Die Bergsteigerdörfer sind solche, die der Halligalli-Kultur in den Bergen eine Absage erteilen und sich „für eine nachhaltige, eigenständige und selbstbewusste Entwicklung entschieden haben“, sagt Christina Schwann vom ÖAV. Das harmonische Ortsbild ohne Hotelpaläste wird ebenso beurteilt wie die gute Anbindung an den öffentlichen Verkehr, die alpine Geschichte, gelebte Traditionen und die Alpinkompetenz. Das heißt: Bergführer müssen zur Verfügung stehen, ein gut ausgeschildertes Wegenetz und Hütten sollen für Sicherheit sorgen.

Künstlich erzeugter Schnee

Tirols 93 Skigebiete breiten sich über mehr als 600 Quadratkilometer aus. Sie bedecken 4 Prozent der Landesfläche, von der nur 12 Prozent besiedelt ist. „85 Prozent aller Pisten werden beschneit“, sagt Fritz Kraft, Direktor von Innsbruck Tourismus. Mit dem in einer Saison künstlich erzeugten Schnee könnte man eine vierspurige Autobahn von Innsbruck bis Madrid einen Meter zudecken. Die Kosten sind enorm, bei zunehmend unsicherer Naturschneelage steigend.
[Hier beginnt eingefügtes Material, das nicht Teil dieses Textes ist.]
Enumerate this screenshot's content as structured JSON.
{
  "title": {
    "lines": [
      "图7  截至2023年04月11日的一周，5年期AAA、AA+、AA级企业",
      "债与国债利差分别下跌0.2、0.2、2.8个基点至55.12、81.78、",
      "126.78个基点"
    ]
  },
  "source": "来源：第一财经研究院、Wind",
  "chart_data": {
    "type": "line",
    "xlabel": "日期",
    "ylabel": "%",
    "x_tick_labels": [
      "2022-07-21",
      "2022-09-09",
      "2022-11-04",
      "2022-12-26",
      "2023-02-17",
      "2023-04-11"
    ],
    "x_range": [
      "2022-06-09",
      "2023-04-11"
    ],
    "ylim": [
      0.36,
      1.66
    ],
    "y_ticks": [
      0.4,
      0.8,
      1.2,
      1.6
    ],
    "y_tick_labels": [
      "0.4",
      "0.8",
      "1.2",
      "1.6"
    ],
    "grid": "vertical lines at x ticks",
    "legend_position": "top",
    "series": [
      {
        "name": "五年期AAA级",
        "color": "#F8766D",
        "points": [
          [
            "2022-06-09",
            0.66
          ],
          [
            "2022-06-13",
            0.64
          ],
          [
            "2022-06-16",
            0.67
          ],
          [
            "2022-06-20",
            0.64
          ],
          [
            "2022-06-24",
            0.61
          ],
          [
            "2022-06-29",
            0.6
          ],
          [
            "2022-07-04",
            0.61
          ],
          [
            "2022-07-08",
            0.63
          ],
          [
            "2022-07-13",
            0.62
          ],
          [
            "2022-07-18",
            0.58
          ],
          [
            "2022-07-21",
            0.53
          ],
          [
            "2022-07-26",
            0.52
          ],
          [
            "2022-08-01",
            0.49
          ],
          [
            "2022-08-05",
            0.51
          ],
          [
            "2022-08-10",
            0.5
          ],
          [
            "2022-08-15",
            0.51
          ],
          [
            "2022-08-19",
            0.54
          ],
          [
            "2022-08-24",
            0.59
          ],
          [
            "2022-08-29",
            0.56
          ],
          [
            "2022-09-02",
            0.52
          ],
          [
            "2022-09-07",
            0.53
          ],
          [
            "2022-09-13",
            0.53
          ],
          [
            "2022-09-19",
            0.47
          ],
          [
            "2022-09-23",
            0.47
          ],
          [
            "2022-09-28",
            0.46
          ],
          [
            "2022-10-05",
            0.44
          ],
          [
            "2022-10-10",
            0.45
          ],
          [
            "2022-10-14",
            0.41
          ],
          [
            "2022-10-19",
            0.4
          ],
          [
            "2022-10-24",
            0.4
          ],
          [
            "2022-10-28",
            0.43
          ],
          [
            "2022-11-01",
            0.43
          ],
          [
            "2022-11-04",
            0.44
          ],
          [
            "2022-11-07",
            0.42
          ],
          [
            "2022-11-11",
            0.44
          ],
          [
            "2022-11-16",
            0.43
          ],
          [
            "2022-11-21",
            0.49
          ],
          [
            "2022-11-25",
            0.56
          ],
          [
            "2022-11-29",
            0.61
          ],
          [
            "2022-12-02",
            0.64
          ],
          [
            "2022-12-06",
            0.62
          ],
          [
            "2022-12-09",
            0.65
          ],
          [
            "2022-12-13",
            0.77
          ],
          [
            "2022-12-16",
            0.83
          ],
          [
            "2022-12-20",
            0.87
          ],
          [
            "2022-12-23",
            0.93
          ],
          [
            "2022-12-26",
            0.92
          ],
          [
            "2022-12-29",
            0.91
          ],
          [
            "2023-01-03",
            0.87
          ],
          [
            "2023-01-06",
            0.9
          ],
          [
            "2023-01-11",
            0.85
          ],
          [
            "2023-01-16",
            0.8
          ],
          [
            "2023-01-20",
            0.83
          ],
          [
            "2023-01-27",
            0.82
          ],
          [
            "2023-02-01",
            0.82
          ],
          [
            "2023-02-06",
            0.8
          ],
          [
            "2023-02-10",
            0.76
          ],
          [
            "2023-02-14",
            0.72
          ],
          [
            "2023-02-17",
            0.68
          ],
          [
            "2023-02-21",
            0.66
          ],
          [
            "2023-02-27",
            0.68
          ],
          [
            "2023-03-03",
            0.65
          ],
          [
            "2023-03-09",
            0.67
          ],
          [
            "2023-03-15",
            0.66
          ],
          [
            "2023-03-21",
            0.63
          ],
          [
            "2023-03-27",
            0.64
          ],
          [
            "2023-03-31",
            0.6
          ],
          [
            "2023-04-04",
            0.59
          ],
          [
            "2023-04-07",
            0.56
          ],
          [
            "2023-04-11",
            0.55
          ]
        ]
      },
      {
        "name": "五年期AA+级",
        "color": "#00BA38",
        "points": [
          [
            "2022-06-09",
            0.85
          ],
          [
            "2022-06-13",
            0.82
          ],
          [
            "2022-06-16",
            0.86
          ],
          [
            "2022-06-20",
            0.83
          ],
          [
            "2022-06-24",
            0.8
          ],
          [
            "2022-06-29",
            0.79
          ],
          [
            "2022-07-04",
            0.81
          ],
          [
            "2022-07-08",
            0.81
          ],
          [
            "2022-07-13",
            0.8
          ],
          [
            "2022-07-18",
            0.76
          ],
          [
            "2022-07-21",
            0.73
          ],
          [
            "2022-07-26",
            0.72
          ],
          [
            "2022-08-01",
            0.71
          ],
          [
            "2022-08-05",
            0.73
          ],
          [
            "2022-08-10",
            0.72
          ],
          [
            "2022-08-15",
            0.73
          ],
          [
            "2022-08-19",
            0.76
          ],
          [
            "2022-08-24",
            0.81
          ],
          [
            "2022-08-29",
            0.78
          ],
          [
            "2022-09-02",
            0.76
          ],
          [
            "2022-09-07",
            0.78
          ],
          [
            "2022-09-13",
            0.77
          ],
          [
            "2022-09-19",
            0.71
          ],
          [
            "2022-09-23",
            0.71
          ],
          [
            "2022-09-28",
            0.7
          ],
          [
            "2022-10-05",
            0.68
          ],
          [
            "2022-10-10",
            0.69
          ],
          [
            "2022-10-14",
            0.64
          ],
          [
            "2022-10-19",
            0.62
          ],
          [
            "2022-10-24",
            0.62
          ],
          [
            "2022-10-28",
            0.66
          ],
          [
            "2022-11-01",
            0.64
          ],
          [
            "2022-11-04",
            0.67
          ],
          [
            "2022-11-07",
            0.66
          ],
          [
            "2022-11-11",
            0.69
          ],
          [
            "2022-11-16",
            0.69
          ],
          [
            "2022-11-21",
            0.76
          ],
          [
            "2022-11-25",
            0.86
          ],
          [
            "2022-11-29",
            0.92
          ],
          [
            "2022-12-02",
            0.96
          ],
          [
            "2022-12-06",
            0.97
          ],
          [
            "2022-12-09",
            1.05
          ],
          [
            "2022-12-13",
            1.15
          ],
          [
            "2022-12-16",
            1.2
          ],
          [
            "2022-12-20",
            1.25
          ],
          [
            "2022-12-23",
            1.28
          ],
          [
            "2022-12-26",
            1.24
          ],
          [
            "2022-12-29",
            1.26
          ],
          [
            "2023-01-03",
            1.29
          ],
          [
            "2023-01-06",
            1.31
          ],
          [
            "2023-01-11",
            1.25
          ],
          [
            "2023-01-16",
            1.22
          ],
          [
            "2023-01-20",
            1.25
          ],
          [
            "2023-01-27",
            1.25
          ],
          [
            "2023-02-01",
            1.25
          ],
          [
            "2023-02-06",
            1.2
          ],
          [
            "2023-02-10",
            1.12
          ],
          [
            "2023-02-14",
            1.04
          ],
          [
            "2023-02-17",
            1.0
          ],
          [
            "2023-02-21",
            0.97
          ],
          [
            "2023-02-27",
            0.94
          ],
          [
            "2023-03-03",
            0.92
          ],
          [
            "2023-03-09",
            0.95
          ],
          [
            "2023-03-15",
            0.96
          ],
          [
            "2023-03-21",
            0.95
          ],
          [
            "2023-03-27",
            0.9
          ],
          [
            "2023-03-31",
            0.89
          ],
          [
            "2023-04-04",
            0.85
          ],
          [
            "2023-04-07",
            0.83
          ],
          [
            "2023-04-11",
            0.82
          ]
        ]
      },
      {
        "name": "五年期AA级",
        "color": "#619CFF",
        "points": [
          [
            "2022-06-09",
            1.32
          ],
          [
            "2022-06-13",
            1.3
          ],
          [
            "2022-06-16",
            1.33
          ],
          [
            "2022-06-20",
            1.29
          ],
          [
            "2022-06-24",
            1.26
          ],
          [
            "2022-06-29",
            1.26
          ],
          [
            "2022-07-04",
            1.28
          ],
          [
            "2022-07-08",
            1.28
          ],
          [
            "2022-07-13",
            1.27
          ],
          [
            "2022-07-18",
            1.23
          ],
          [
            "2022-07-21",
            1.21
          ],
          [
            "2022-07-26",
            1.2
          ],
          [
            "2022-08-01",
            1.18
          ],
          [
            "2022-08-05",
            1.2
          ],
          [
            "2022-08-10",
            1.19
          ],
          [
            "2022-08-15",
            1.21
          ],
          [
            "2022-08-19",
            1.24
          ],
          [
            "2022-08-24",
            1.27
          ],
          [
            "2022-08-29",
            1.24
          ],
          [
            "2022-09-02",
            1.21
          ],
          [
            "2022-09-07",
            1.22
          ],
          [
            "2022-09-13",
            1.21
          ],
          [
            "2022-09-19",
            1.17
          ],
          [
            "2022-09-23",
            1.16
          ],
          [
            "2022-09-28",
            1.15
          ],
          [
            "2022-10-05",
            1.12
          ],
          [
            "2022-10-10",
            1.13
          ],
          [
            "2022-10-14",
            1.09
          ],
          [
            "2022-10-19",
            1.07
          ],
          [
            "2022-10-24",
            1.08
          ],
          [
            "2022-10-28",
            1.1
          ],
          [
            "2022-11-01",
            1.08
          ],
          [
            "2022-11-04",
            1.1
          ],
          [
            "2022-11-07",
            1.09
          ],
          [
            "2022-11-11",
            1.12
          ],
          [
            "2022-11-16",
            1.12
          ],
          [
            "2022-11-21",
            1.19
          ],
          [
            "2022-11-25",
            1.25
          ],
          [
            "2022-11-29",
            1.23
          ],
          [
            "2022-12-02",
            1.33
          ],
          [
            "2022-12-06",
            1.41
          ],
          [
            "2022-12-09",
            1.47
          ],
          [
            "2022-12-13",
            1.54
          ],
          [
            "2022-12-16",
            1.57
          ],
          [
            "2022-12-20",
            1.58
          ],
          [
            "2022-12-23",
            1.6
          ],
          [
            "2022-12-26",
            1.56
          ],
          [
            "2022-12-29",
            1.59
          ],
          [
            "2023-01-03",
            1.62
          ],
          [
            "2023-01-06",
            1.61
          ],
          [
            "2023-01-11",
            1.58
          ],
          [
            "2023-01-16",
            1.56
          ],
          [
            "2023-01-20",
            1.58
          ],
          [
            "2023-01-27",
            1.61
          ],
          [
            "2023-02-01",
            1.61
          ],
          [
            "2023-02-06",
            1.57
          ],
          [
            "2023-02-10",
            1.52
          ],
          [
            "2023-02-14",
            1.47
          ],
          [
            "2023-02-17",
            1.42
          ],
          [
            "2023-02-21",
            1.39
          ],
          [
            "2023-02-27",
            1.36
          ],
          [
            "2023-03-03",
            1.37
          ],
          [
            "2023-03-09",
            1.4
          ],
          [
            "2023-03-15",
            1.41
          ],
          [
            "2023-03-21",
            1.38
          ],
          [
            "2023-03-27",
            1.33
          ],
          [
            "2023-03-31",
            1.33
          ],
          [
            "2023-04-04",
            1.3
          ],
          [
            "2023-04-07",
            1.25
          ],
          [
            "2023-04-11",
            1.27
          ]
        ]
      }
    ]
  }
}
Der Pramstaller-Sepp, Inhaber des Wintersportgeschäfts Sport Seppl in St. Sigmund im Sellraintal, hat beobachtet, dass Verkauf und Verleih von Alpinskiern stagnieren und sogar rückläufig sind, während die Vermietung von Tourenskiern jeden Winter um 10 Prozent zulegt. 2014 wurden 700.000 Skitourengeher in Österreich gezählt. Auch das Schneeschuhgehen hat Konjunktur.

Der Pramstaller-Sepp, obwohl er inzwischen drei gut gehende Geschäfte im Sellraintal und im Kühtai betreibt, ist ein Bergbauer geblieben. „Nur das Gehen in der Natur macht den Kopf frei“, ist er überzeugt.

Zweimal im Jahr muss er seine sechs Hektar Bergwiesen mähen. Das Heu dient ihm als Viehfutter. Aber die Mahd hat auch eine ökologische Funktion: „Wenn die Wiese nicht gemäht wird, dann erodiert der Boden. Und liegendes Gras wird zur Rutschfläche für Lawinen.“

Tödliche Fallen

Gerade in diesem Winter war das ein Thema. Der dünne, sulzige Schnee, der zu Beginn des Winters auf den Bergen lag, ist eine schlechte Unterlage. Weitere Schneeschichten sitzen darauf nicht fest. Auch scheinbar harmlose Hänge können zur tödlichen Falle werden. So viele Lawinentote wie in diesem Jahr hat es lange nicht mehr gegeben. Sogar ein Lawinenkommissar, der das Gelände bestens kennt, wurde Anfang Januar verschüttet.

Klaus Kranebitter weiß, wie man sich gegen Lawinen schützen kann. Mit einem kleinen Team seiner Agentur SnowHow hält er gratis Kurse für Tourengeher. Wer sich richtig verhalte, könne das Restrisiko um 90 Prozent verringern. Deswegen rät er davon ab, eine Tour, die jemand im Internet empfiehlt, einfach nachzugehen: „Wetter und Schneelage können sich verändert haben.“

Wenig Schnee bedeute hohe Gefahr. Und je nach Lawinenwarnstufe müsse man Hänge mit Neigungen über 30, 40 oder 45 Grad meiden. Wer die Hangneigung nicht mit freiem Auge einschätzen kann, soll zur Technik greifen. Die entsprechende App kann auf jedes Smartphone heruntergeladen werden. Ohne Handy geht auch der Naturbursch Klaus Kranebitter nie auf den Berg.